Jobless Claims Hit New Pandemic Low, Drop to 473,000
The number of Americans filing new unemployment claims dropped to 473,000 last week as the economy continues to slowly recover from the coronavirus pandemic, according to the Department of Labor.
The Bureau of Labor and Statistics figure released Thursday represented a decrease in the number of new jobless claims compared to the week ending May 1, when 507,000 new jobless claims were reported. That number was revised up from the 498,000 jobless claims initially reported last week.
Economists expected Thursday’s jobless claims number to come in at 500,000, The Wall Street Journal reported.
“Employers are really clinging to their talent,” Jay Denton, chief analyst for labor-analytics company ThinkWhy, told the WSJ. “There’s a lot of demand there. We will start to see more hiring.”
Thursday’s figure represented the lowest level for initial jobless claims since March 14, 2020, when the Labor Department reported 256,000 new claims, according to the report.
Roughly 16.9 million Americans continue to collect unemployment benefits, according to the report.
The U.S. economy added just 266,000 jobs in April, far below projections, according to Labor Department report released last week. The White House and Democrats have said the economy is still recovering and that the dismal report proves the need for additional government spending.
Overall, the economy has added 1.5 million jobs since January, according to Department of Labor data. The economy grew 6.4% in the first quarter of 2021, another positive sign of economic recovery, the Commerce Department reported.
Republicans argued that the federal $300 weekly unemployment bonus implemented by Democrats’ $1.9 trillion stimulus package has incentivized out-of-work Americans not to look for jobs. Job vacancies hit a record 8.1 million at the end of March, according to a Labor Department report released Tuesday.
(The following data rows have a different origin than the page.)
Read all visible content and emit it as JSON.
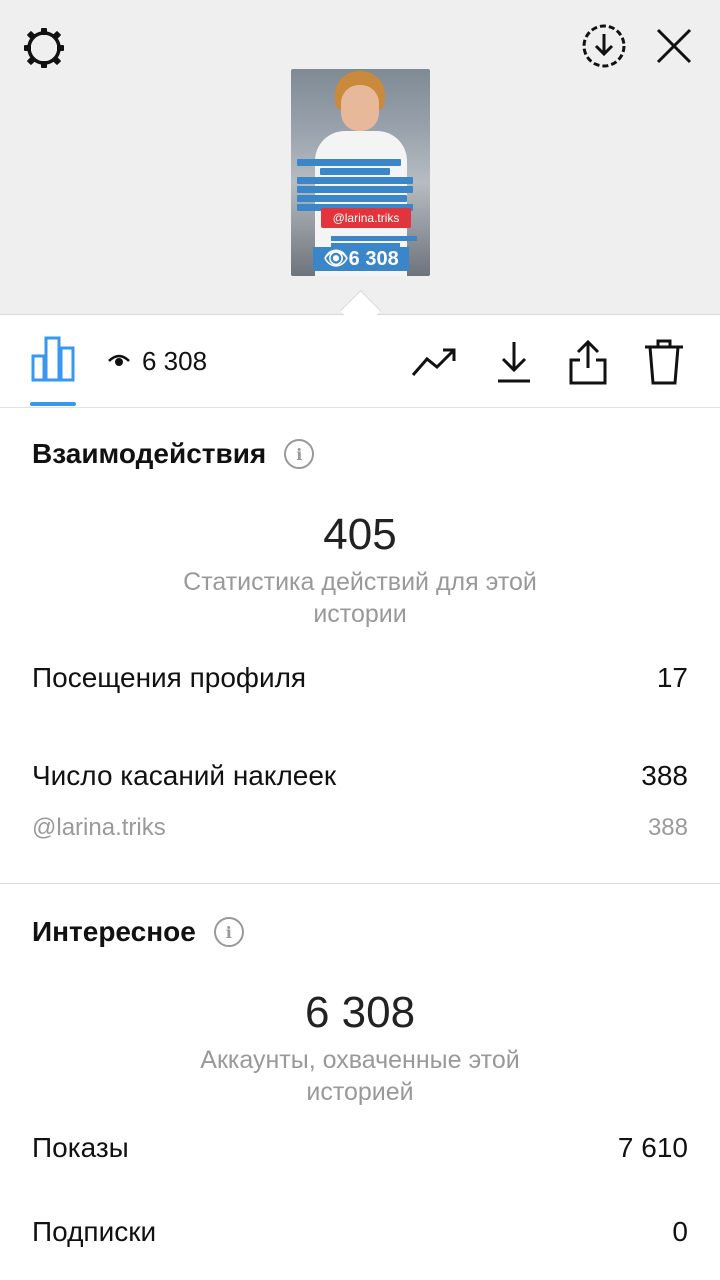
{
  "header": {
    "settings_icon": "gear-icon",
    "download_icon": "download-circle-icon",
    "close_icon": "close-icon"
  },
  "story_preview": {
    "mention": "@larina.triks",
    "views_overlay": "6 308"
  },
  "toolbar": {
    "views_count": "6 308",
    "tools": [
      "trend-icon",
      "download-icon",
      "share-icon",
      "trash-icon"
    ],
    "active_tab_color": "#3897f0"
  },
  "interactions": {
    "title": "Взаимодействия",
    "total": "405",
    "caption": "Статистика действий для этой истории",
    "rows": [
      {
        "label": "Посещения профиля",
        "value": "17"
      },
      {
        "label": "Число касаний наклеек",
        "value": "388"
      }
    ],
    "sub_row": {
      "label": "@larina.triks",
      "value": "388"
    }
  },
  "discovery": {
    "title": "Интересное",
    "total": "6 308",
    "caption": "Аккаунты, охваченные этой историей",
    "rows": [
      {
        "label": "Показы",
        "value": "7 610"
      },
      {
        "label": "Подписки",
        "value": "0"
      }
    ]
  }
}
Several Republican-majority states including South Carolina, Montana and Alabama have announced their withdrawal from the federal unemployment program.
“Among other factors, increased unemployment assistance, which was meant to be a short-term relief program during emergency related shutdowns, is now contributing to a labor shortage that is compromising the continuation of our economic recovery,” Republican Alabama Gov. Kay Ivey said in a statement this week.
In April, consumer prices jumped 4.2%, the highest increase since September 2008, a sign that inflation is creeping up quickly.
Average coronavirus cases and deaths per million have declined since January, according to Centers for Disease Control and Prevention (CDC). On Wednesday, the U.S. reported 643 new coronavirus-related deaths and 34,291 new cases.
The U.S. has administered 265 million vaccinations, meaning 59% of the adult population has received at least one dose of a coronavirus vaccine, according to the CDC.